Question

In the preparation of ${\text{KMn}}{{\text{O}}_{\text{4}}}$, pyrolusite (${\text{Mn}}{{\text{O}}_{\text{2}}}$ ) is first converted to potassium manganate (${{\text{K}}_2}{\text{Mn}}{{\text{O}}_{\text{4}}}$). In this conversion, the oxidation state of manganese changes from
A.$ + 1{\text{ to + 3}}$
B.$ + 2{\text{ to + 4}}$
C.$ + 3{\text{ to + 5}}$
D.$ + 4{\text{ to + 6}}$

Answer 1

Hint:On oxidation, the oxidation number is found to be increased. On reduction, the oxidation number is reduced. Potassium permanganate is prepared from pyrolusite ore. We know that pyrolusite can be converted to potassium permanganate by oxidizing it.
Complete step by step answer:
We know that the starting material is pyrolusite ore. The crushed pyrolusite ore is taken and is fused with alkali metal hydroxide like KOH in the presence of air to give potassium permanganate (${{\text{K}}_2}{\text{Mn}}{{\text{O}}_{\text{4}}}$).
First, pyrolusite ore is converted to potassium permanganate
${\text{2Mn}}{{\text{O}}_{\text{2}}}{\text{ + 4KOH + }}{{\text{O}}_{\text{2}}} \to {\text{2}}{{\text{K}}_{\text{2}}}{\text{Mn}}{{\text{O}}_{\text{4}}}{\text{ + 2}}{{\text{H}}_{\text{2}}}{\text{O}}$
The color of potassium permanganate is dark green.
The pyrolusite can also be treated with an oxidizing agent like ${\text{KN}}{{\text{O}}_{\text{3}}}$ to give potassium permanganate.
Now let us find out the change in oxidation number of manganese in this primary reaction.
In ${\text{Mn}}{{\text{O}}_{\text{2}}}$, the oxidation number on manganese is $x - 2(2) = 0$, x is the oxidation number of Mn.

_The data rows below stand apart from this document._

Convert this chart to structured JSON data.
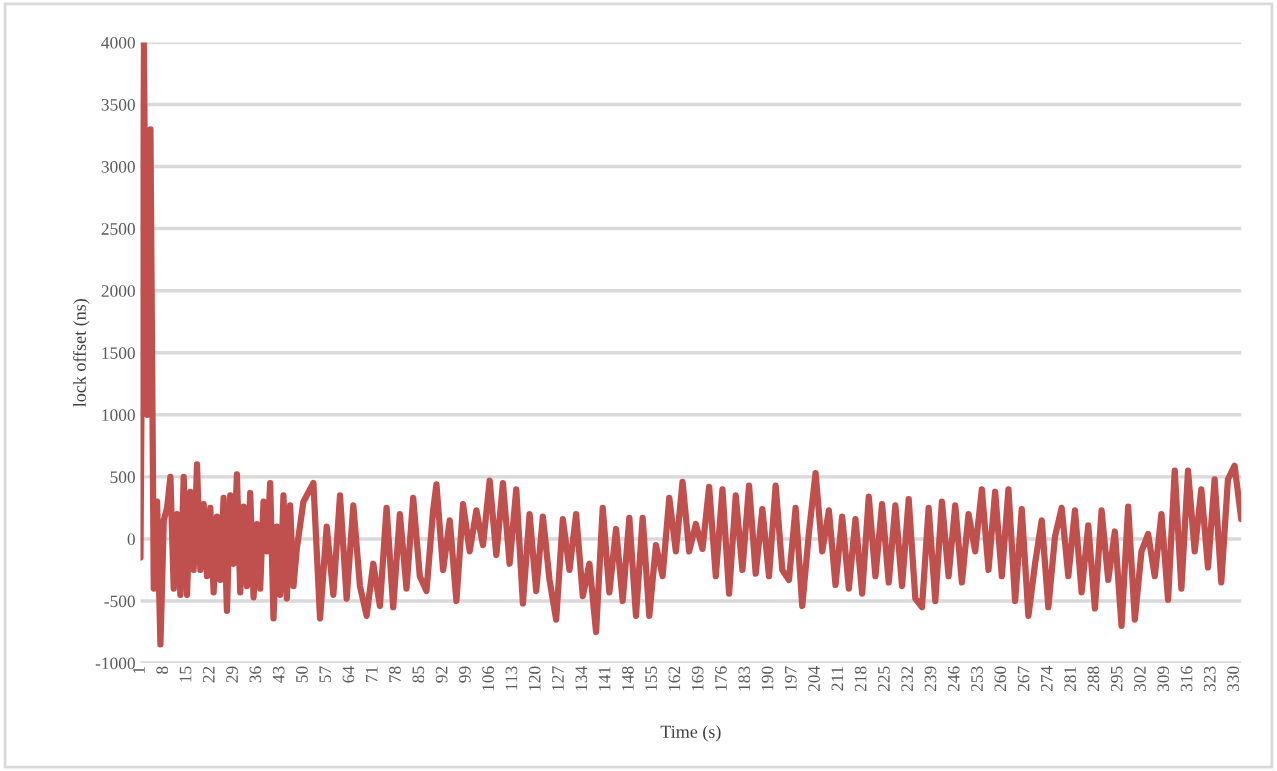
{
  "chart_data": {
    "type": "line",
    "xlabel": "Time (s)",
    "ylabel": "lock offset (ns)",
    "x": [
      1,
      2,
      3,
      4,
      5,
      6,
      7,
      8,
      9,
      10,
      11,
      12,
      13,
      14,
      15,
      16,
      17,
      18,
      19,
      20,
      21,
      22,
      23,
      24,
      25,
      26,
      27,
      28,
      29,
      30,
      31,
      32,
      33,
      34,
      35,
      36,
      37,
      38,
      39,
      40,
      41,
      42,
      43,
      44,
      45,
      46,
      47,
      48,
      50,
      53,
      55,
      57,
      59,
      61,
      63,
      65,
      67,
      69,
      71,
      73,
      75,
      77,
      79,
      81,
      83,
      85,
      87,
      89,
      90,
      92,
      94,
      96,
      98,
      100,
      102,
      104,
      106,
      108,
      110,
      112,
      114,
      116,
      118,
      120,
      122,
      124,
      126,
      128,
      130,
      132,
      134,
      136,
      138,
      140,
      142,
      144,
      146,
      148,
      150,
      152,
      154,
      156,
      158,
      160,
      162,
      164,
      166,
      168,
      170,
      172,
      174,
      176,
      178,
      180,
      182,
      184,
      186,
      188,
      190,
      192,
      194,
      196,
      198,
      200,
      202,
      204,
      206,
      208,
      210,
      212,
      214,
      216,
      218,
      220,
      222,
      224,
      226,
      228,
      230,
      232,
      234,
      236,
      238,
      240,
      242,
      244,
      246,
      248,
      250,
      252,
      254,
      256,
      258,
      260,
      262,
      264,
      266,
      268,
      270,
      272,
      274,
      276,
      278,
      280,
      282,
      284,
      286,
      288,
      290,
      292,
      294,
      296,
      298,
      300,
      302,
      304,
      306,
      308,
      310,
      312,
      314,
      316,
      318,
      320,
      322,
      324,
      326,
      328,
      330,
      332
    ],
    "series": [
      {
        "color": "#c0504d",
        "values": [
          -150,
          4000,
          1000,
          3300,
          -400,
          300,
          -850,
          150,
          250,
          500,
          -400,
          200,
          -450,
          500,
          -450,
          380,
          -250,
          600,
          -250,
          280,
          -300,
          250,
          -430,
          180,
          -330,
          330,
          -580,
          350,
          -200,
          520,
          -430,
          260,
          -380,
          370,
          -470,
          120,
          -400,
          300,
          -100,
          450,
          -640,
          100,
          -450,
          350,
          -480,
          270,
          -380,
          -80,
          300,
          450,
          -640,
          100,
          -450,
          350,
          -480,
          270,
          -380,
          -620,
          -200,
          -540,
          250,
          -550,
          200,
          -400,
          330,
          -300,
          -420,
          230,
          440,
          -250,
          150,
          -500,
          280,
          -100,
          230,
          -50,
          470,
          -130,
          450,
          -200,
          400,
          -520,
          200,
          -420,
          180,
          -330,
          -650,
          160,
          -250,
          200,
          -460,
          -200,
          -750,
          250,
          -430,
          80,
          -500,
          170,
          -620,
          170,
          -620,
          -50,
          -300,
          330,
          -100,
          460,
          -100,
          120,
          -80,
          420,
          -300,
          400,
          -440,
          350,
          -250,
          430,
          -280,
          240,
          -300,
          430,
          -250,
          -330,
          250,
          -540,
          50,
          530,
          -100,
          230,
          -370,
          180,
          -400,
          160,
          -440,
          340,
          -300,
          280,
          -350,
          270,
          -380,
          320,
          -480,
          -550,
          250,
          -500,
          300,
          -300,
          270,
          -350,
          200,
          -100,
          400,
          -250,
          380,
          -300,
          400,
          -500,
          240,
          -620,
          -200,
          150,
          -550,
          20,
          250,
          -300,
          230,
          -430,
          110,
          -560,
          230,
          -330,
          60,
          -700,
          260,
          -650,
          -100,
          40,
          -300,
          200,
          -490,
          550,
          -400,
          550,
          -100,
          400,
          -230,
          480,
          -350,
          480,
          590,
          160
        ]
      }
    ],
    "xlim": [
      1,
      332
    ],
    "xticks": [
      1,
      8,
      15,
      22,
      29,
      36,
      43,
      50,
      57,
      64,
      71,
      78,
      85,
      92,
      99,
      106,
      113,
      120,
      127,
      134,
      141,
      148,
      155,
      162,
      169,
      176,
      183,
      190,
      197,
      204,
      211,
      218,
      225,
      232,
      239,
      246,
      253,
      260,
      267,
      274,
      281,
      288,
      295,
      302,
      309,
      316,
      323,
      330
    ],
    "ylim": [
      -1000,
      4000
    ],
    "yticks": [
      -1000,
      -500,
      0,
      500,
      1000,
      1500,
      2000,
      2500,
      3000,
      3500,
      4000
    ],
    "grid": "y",
    "legend": false,
    "marker": "none",
    "line_style": "solid"
  }
}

The oxidation number of Oxygen atoms is -2. There is no charge on ${\text{Mn}}{{\text{O}}_{\text{2}}}$. Therefore, $x = 4$
In ${{\text{K}}_2}{\text{Mn}}{{\text{O}}_{\text{4}}}$, the oxidation number of K is 1. The oxidation number of oxygen is $ - 2$. Here, ${\text{2(1) + x + 4( - 2) = 0}}$, since the overall charge is 0.
${\text{ - 6 + x = 0}}$, ${\text{x = + 6}}$
Here, we could see that the oxidation number is changing from $x = 4$ in ${\text{Mn}}{{\text{O}}_{\text{2}}}$to x=+6 in ${{\text{K}}_2}{\text{Mn}}{{\text{O}}_{\text{4}}}$.
Since there was an increase in the oxidation number, we could confirm the reaction as oxidation.
Therefore, the correct answer is $ + 4{\text{ to + 6}}$

Thus, the correct option is D.

Note: After the pyrolusite is converted to potassium permanganate by oxidation, it is then converted to potassium manganate. On electrolytic oxidation of the permanganate ion formed, we get manganate ion. Now, let us look at the change in the oxidation number of Mn in ${\text{Mn}}{{\text{O}}_{\text{2}}}$ to ${\text{KMn}}{{\text{O}}_{\text{4}}}$ . We know the oxidation number of Mn in ${\text{Mn}}{{\text{O}}_{\text{2}}}$is $ + 4$. $1 + x + 4( - 2) = 0$, ${\text{x = + 7}}$